Ülkemizde son dönemlerde en çok konuşulan konulardan biri enerji. Gelişmekte olan ülkemiz her geçen gün daha ciddi boyutta enerji açlığı çekerken, yeni kaynaklar ve alternatifler üzerine çalışmalar sürdürülmektedir. Çoğumuz gelişmiş teknolojiler ile enerji üretiminin bireysel boyuta indirgendiğini gözlemleyebiliyoruz. Artık ufak güneş enerji panelleri ile cep telefonlarımızı şarj ediyoruz, biraz daha büyükleri ile de aküler şarj edilebiliyor; güneş enerjisi ile çalışan arabalar üzerinde çalışmalar yapılıyor. Peki, güneş enerjisini günlük kullanımımız için nasıl yönlendirebiliriz? Artık çatılarımızda su ısıtmak için kullandığımız güneş enerjisi ısıtma sistemlerinin yanına elektrik üretimi için yeni paneller koyabilecek miyiz? Bireysel elektrik üretiminde ne durumdayız? Ülkemizin enerji açlığı acaba bizim katkılarımızla azalabilir mi? Bu soruların cevabı için yönetmelikler ve güncel uygulamalara biraz göz gezdirmek gerekmektedir.

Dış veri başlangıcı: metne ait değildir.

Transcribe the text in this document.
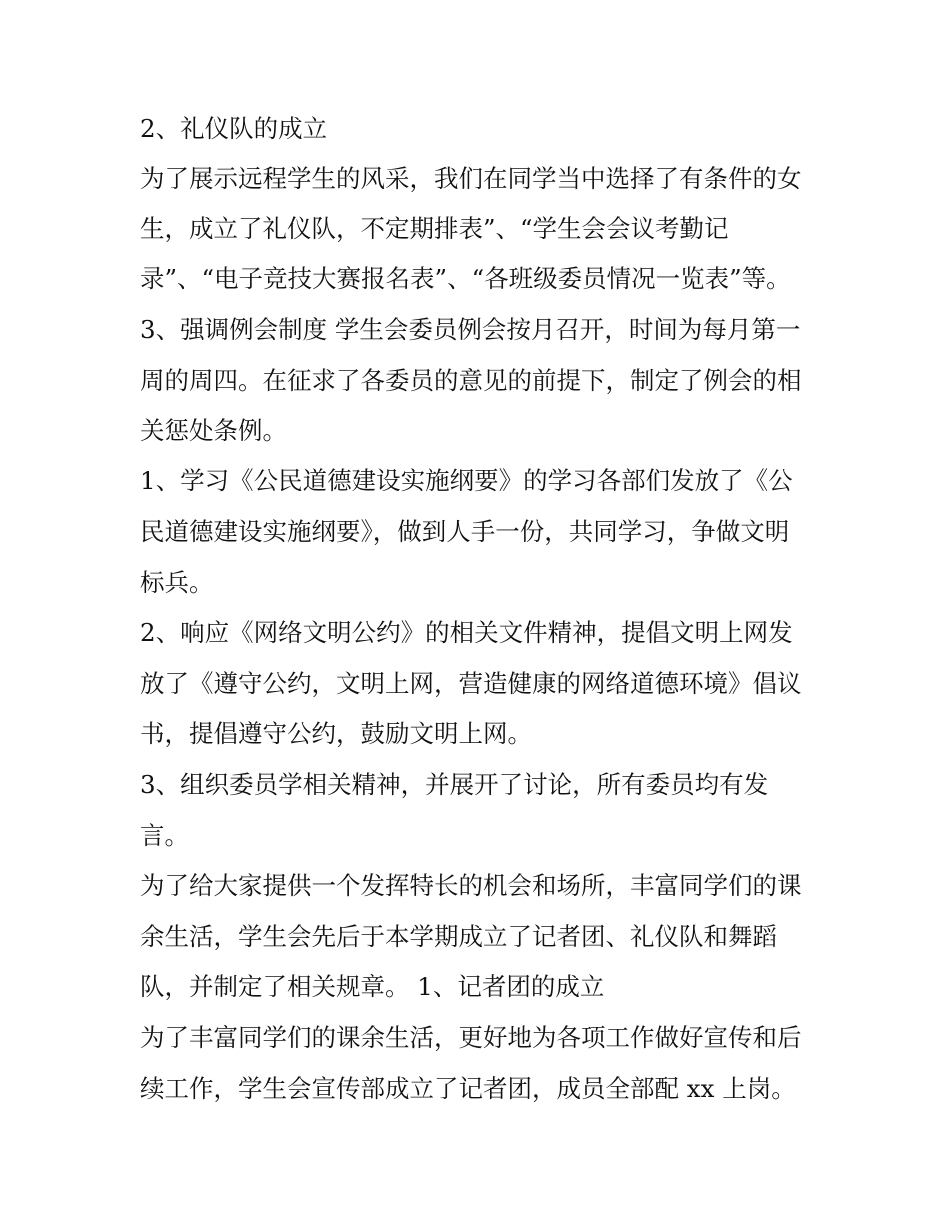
2、礼仪队的成立
为了展示远程学生的风采，我们在同学当中选择了有条件的女
生，成立了礼仪队，不定期排表”、“学生会会议考勤记
录”、“电子竞技大赛报名表”、“各班级委员情况一览表”等。
3、强调例会制度 学生会委员例会按月召开，时间为每月第一
周的周四。在征求了各委员的意见的前提下，制定了例会的相
关惩处条例。
1、学习《公民道德建设实施纲要》的学习各部们发放了《公
民道德建设实施纲要》，做到人手一份，共同学习，争做文明
标兵。
2、响应《网络文明公约》的相关文件精神，提倡文明上网发
放了《遵守公约，文明上网，营造健康的网络道德环境》倡议
书，提倡遵守公约，鼓励文明上网。
3、组织委员学相关精神，并展开了讨论，所有委员均有发
言。
为了给大家提供一个发挥特长的机会和场所，丰富同学们的课
余生活，学生会先后于本学期成立了记者团、礼仪队和舞蹈
队，并制定了相关规章。 1、记者团的成立
为了丰富同学们的课余生活，更好地为各项工作做好宣传和后
续工作，学生会宣传部成立了记者团，成员全部配 xx 上岗。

2013 yılında Resmi Gazetede yayımlanarak yürürlüğe giren “Lisanssız Elektrik Üretimi Yönetmeliği” ile konut çatıları gibi şartları sağlayan uygun yerlere lisans almadan elektrik üretimi sağlayacak sistemler kurabilirsiniz. Bir evin ortalama günlük ihtiyacının 10 kW olduğunu düşünürsek, yaklaşık 10 bin Euro civarında bir maliyetle bu ihtiyacı karşılayabilecek bir sistem kurulabiliyor. Ortalama 5 senede amorti eden ve sizi elektrik maliyetinden kurtardığı gibi elektriğinizi satarak ülkemizin enerji açığının kapanması konusunda da bireysel destek vermenizi sağlayan bu sistemler rekabet arttıkça daha da ucuz maliyetler ile kurulabilecektir.
Güneş enerjisinin yanı sıra rüzgâr enerjisi de kullanılabilecek alternatifler arasında. Şimdilik güneş enerjisinden daha pahalı olsa da artan rekabet ile fiyatların düşeceği öngörülmekte. Yaşadığınız bölgenin ve evin şartlarına göre tercihinizi yapabileceğiniz alternatifler mevcut. Yeni yönetmelikte prosedürler daha da kolaylaştırılmış ve maliyetler geri çekilmiştir. Birçok firma taksitle veya krediyle satın alma imkânı sağlamaktadır. Avustralya gibi ülkeler enerji üretim tesisi kuran bireysel kullanıcılara teşvik vermektedir. Ülkemizin bu konuda daha atılımcı olması ve önyargıların kırılması gerekmektedir.
Bireysel olarak öncelikle tasarrufun önemini kavramamız gerekmektedir. Daha sonra elektrik üretimi sağlayacak sistemleri kullanarak hem kendi hem de ülkemizin bütçesine katkıda bulunmalıyız. Ülkemiz güneş ve rüzgar konusunda iyi durumdadır. Rüzgâr ve güneş en temiz enerji üretme aracı olarak sürekli bizimle. Bu avantajı kendi lehimize çevirmek hepimiz için öncelikli hedef olmalıdır. Bireysel veya tüm apartman veya site olarak her türlü enerji tasarrufu ve üretimi çabası hepimizin desteklemekle mükellef olduğu toplumsal görevlerimizdendir. Enerji üretiminin çevresel etkileri düşünüldüğünde bu çevreci elektrik üretim biçimlerinin önemi bir kez daha görülmektedir. Daha temiz ve daha güçlü Türkiye için artık sorumluluk alma zamanı.